Dat is dan weer niet zo’n slecht idee. Je weet immers nooit welke sigaret je laatste kan zijn.

“Ik heb zelf bij me, dus dat is niet nodig”, mompel ik, terwijl ik inderdaad nog een sigaretje aansteek. “Maar, wat je voor me kunt doen, is me vertellen waar mijn broer is. Hij gaat met mij mee naar huis. Vanavond nog”, stel ik zelfverzekerd. “En Eva ook.”

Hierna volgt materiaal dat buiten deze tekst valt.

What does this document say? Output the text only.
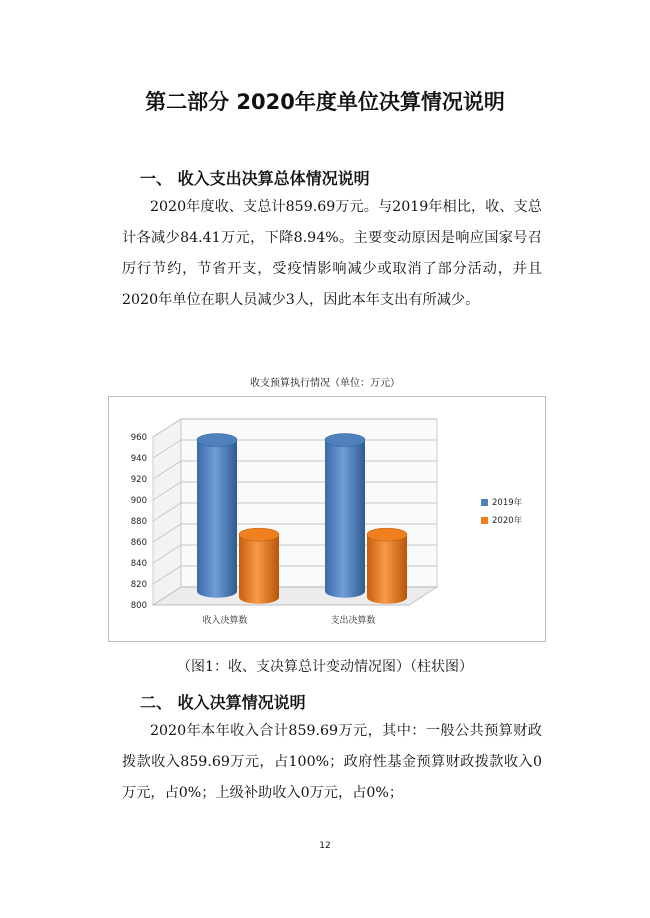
第二部分 2020年度单位决算情况说明
一、 收入支出决算总体情况说明
2020年度收、支总计859.69万元。与2019年相比，收、支总计各减少84.41万元，下降8.94%。主要变动原因是响应国家号召厉行节约，节省开支，受疫情影响减少或取消了部分活动，并且2020年单位在职人员减少3人，因此本年支出有所减少。
收支预算执行情况（单位：万元）
800
820
840
860
880
900
920
940
960
收入决算数	支出决算数
2019年
2020年
（图1：收、支决算总计变动情况图）（柱状图）
二、 收入决算情况说明
2020年本年收入合计859.69万元，其中：一般公共预算财政拨款收入859.69万元，占100%；政府性基金预算财政拨款收入0万元，占0%；上级补助收入0万元，占0%；
12
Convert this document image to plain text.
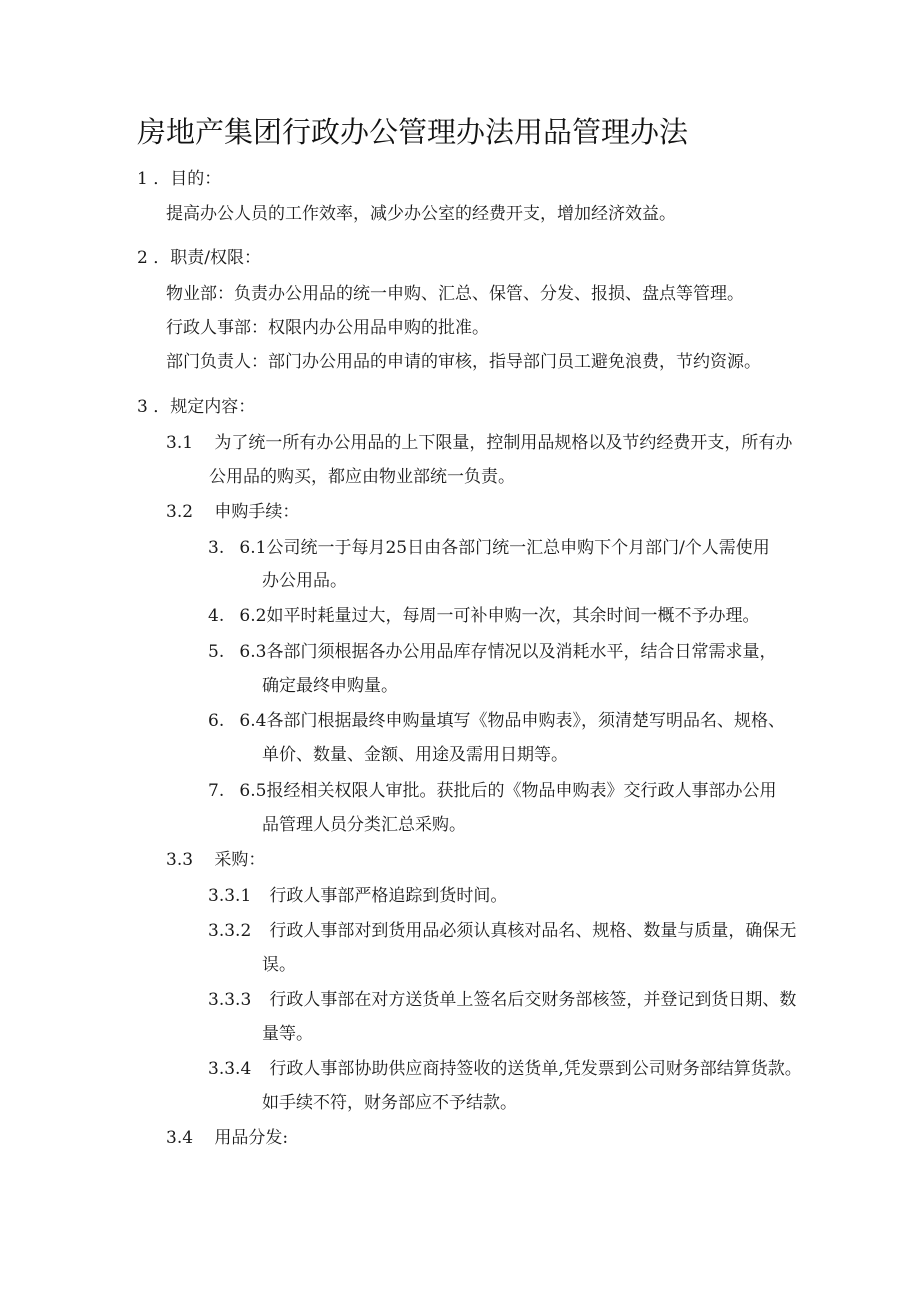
房地产集团行政办公管理办法用品管理办法
1 ．目的：
提高办公人员的工作效率，减少办公室的经费开支，增加经济效益。
2 ．职责/权限：
物业部：负责办公用品的统一申购、汇总、保管、分发、报损、盘点等管理。
行政人事部：权限内办公用品申购的批准。
部门负责人：部门办公用品的申请的审核，指导部门员工避免浪费，节约资源。
3 ．规定内容：
3.1 为了统一所有办公用品的上下限量，控制用品规格以及节约经费开支，所有办
公用品的购买，都应由物业部统一负责。
3.2 申购手续：
3. 6.1公司统一于每月25日由各部门统一汇总申购下个月部门/个人需使用
办公用品。
4. 6.2如平时耗量过大，每周一可补申购一次，其余时间一概不予办理。
5. 6.3各部门须根据各办公用品库存情况以及消耗水平，结合日常需求量，
确定最终申购量。
6. 6.4各部门根据最终申购量填写《物品申购表》，须清楚写明品名、规格、
单价、数量、金额、用途及需用日期等。
7. 6.5报经相关权限人审批。获批后的《物品申购表》交行政人事部办公用
品管理人员分类汇总采购。
3.3 采购：
3.3.1 行政人事部严格追踪到货时间。
3.3.2 行政人事部对到货用品必须认真核对品名、规格、数量与质量，确保无
误。
3.3.3 行政人事部在对方送货单上签名后交财务部核签，并登记到货日期、数
量等。
3.3.4 行政人事部协助供应商持签收的送货单,凭发票到公司财务部结算货款。
如手续不符，财务部应不予结款。
3.4 用品分发:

Mijn eis lijkt Luca alleen maar te amuseren. “Dus, die foto heeft toch gewerkt?”, vraagt hij, met een gemeen lachje. “Zo zie je maar wat je tegenwoordig met computers kunt bereiken.”
“Ik heb nooit geloofd dat je Marnix hier hebt, rotzak”, reageer ik geïrriteerd. Van binnen voel ik een vreemde mix van opluchting en teleurstelling. “Maar, dat je Tom opnieuw te pakken hebt is waar ik op doel. Breng hem hierheen. Hij heeft niets te maken met deze hele onzin.”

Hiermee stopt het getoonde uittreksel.